Lembro, por muitas razões, que
fui uma menina calada e de natureza contemplativa; elaborava no pensamento as mais
improváveis histórias, partindo das minhas observações e pequenas experiências,
e o universo mais rico no início era a minha própria família; ela me inspirou
por muitos e muitos anos... lembro que um dos meus irmãos mais velhos tinha um
amigo, Manolo, que dizia: “sua família é sui generis”. Eu nem sabia o que queriam dizer aquelas palavras, mas achava a frase imponente, "devia ser uma coisa bonita". Hoje, sei que éramos mesmo dessa forma, mas só
tive consciência do seu significado mais profundo muito mais tarde, quando meus pais já
haviam falecido, e fiquei um pouco perdida, porque aquele mundo se desmoronou...
Quanto à minha natureza, acho que
nunca foi bem compreendida, pois era avaliada como uma “menina de natureza
birrenta, calada, esquisita”, porque, ou não correspondia ao que esperavam de mim ou tinha sempre muitas perguntas, perguntas caladas, principalmente - pois queria entender o que acontecia ao meu redor - ou então tinha resposta para tudo, já que minha imaginação era uma roda viva. Mas eu achava aquela avaliação uma injustiça que não conseguia combater. Não tinha argumentos suficientes
para explicar algo que nem mesmo eu compreendia àquela altura. O que lembro
muito vivamente é que observava tudo, percebia pequenas coisas e detalhes aos
quais ninguém dava importância, e aquele universo ainda permanece em minha cabeça
querendo sair, porque compõe o extenso e profundo rio das minhas experiências e lembranças mais remotas e fortes.

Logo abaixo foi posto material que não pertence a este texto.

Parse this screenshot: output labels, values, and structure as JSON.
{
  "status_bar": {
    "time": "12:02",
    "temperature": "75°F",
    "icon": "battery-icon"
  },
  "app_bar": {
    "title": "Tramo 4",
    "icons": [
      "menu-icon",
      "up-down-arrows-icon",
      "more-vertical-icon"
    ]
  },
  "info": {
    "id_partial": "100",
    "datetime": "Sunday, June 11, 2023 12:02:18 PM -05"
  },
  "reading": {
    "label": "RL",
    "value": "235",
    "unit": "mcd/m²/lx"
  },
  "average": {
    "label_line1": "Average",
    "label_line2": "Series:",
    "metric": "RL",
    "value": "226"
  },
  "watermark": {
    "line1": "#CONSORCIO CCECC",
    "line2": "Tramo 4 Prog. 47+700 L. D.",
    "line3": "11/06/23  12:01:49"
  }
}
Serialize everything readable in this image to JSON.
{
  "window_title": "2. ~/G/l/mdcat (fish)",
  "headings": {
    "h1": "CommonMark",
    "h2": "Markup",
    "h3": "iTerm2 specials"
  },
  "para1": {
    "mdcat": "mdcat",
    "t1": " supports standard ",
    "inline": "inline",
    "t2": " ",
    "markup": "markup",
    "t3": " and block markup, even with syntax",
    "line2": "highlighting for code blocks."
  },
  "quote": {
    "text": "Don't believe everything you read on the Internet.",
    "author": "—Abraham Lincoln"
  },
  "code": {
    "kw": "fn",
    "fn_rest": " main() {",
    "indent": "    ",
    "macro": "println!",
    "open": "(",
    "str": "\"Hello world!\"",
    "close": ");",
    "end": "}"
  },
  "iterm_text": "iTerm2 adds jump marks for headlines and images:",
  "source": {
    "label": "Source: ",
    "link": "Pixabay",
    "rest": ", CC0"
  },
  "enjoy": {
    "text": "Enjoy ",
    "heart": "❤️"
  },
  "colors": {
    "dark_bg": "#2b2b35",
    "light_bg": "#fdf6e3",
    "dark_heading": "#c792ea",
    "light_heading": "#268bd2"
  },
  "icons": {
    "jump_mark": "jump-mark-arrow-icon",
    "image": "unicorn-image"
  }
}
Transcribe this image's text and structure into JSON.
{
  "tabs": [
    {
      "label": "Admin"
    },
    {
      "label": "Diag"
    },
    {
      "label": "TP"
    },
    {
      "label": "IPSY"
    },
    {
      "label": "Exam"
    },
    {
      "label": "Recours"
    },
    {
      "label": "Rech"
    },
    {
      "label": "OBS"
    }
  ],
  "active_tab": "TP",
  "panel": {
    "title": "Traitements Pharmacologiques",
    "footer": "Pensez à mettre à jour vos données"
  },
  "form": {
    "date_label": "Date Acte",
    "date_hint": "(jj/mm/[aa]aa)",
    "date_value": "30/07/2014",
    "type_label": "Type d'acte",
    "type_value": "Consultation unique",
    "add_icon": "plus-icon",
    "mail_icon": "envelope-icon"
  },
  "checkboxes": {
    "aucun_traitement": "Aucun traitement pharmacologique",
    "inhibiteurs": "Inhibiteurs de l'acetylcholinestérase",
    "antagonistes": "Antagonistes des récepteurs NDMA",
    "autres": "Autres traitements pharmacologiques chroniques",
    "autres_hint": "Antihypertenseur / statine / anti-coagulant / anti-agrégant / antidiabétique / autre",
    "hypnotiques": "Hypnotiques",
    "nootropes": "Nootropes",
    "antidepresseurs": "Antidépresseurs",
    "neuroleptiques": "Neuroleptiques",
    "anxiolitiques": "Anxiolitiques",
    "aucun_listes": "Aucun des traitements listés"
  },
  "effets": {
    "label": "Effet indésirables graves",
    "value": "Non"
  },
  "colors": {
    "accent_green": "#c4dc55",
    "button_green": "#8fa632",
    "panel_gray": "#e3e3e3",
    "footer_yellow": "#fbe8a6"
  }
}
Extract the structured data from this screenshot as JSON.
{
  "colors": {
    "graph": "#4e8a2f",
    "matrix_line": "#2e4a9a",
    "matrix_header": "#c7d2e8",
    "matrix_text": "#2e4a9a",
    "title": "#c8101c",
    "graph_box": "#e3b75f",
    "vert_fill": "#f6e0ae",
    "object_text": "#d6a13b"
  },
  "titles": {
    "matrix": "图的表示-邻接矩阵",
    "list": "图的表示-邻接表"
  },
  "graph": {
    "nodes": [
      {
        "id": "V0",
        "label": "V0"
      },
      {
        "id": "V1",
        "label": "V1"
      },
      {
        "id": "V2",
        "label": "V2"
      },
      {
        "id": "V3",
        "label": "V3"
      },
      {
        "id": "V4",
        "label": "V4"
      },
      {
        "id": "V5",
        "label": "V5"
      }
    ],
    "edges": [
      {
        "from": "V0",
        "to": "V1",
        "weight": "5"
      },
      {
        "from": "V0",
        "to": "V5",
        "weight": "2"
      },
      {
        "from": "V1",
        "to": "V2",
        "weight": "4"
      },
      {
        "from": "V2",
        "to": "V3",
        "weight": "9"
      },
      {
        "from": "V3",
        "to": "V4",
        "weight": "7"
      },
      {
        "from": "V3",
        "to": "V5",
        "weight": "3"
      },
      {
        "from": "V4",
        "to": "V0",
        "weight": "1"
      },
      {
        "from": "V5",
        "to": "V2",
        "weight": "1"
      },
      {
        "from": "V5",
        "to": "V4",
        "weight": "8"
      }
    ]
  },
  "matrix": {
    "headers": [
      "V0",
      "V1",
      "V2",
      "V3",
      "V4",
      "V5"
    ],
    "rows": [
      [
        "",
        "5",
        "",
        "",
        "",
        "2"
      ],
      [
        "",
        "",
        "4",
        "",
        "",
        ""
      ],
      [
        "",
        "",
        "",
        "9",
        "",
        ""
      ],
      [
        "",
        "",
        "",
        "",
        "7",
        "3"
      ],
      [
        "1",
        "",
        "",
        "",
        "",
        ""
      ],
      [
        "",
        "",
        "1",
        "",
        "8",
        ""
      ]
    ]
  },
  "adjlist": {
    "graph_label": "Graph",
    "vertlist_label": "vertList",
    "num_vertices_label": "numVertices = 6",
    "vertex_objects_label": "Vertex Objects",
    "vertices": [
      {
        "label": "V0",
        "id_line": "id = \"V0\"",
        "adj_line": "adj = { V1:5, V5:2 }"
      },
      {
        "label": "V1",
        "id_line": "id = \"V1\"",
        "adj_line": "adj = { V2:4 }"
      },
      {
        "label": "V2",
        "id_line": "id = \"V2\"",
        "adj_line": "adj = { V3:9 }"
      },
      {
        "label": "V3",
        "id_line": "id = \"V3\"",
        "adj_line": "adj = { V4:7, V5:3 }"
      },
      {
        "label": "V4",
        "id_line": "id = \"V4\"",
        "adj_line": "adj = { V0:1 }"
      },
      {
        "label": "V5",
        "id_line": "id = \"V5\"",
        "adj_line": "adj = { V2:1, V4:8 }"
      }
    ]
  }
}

Entretanto, em compensação,
lembro que uma unica pessoa chegou mais perto de mim, de como eu realmente me sentia... D. Maria
José, uma amiga de minha mãe, cujo comentário, menos duro, trouxe certo alívio: “essa menina tem um olhar de anjo”. Mas
não era nada disso! “nem tanto ao mar, nem tanto à terra”; eu só tinha o hábito
de observar as coisas e logo elucubrar ideias e histórias fantasiosas, já que não tagarelava muito... lembro
de ter dançado em bailes nos salões vazios do velho sobrado do Engenho de cana de açúcar dos meus bisavós, usando belíssimos vestidos rodados e coberta de
joias... de frequentar palácios... de viajar em asas de borboletas floresta
adentro... de conversar com lagartas e cavalos. Quando ia passar férias lá na
fazenda, eu percebia que os bezerros
choravam porque suas mães precisavam seguir para a ordenha, separando-se deles;
eu ouvia o vento cantar quando soprava nas palhas do canavial, ouvia o gemido ou os resmungos dos pobres animais que puxavam o pesado carro de boi que levava a cana para moer... o meu mundo interior era muito rico e me bastava, e me fazia feliz...
Como toda menina de mente fértil, eu também conheci um príncipe, que nem percebia a minha existência; era o meu
amor impossível; àquela altura, aos 14 anos, pois nessa época a infância era
vivida por mais tempo, eu não sofria, e achava isso até muito romântico e
normal como acontecia nos contos de fada, e eu tinha prazer em parecer com os personagens das histórias que gostava de ler.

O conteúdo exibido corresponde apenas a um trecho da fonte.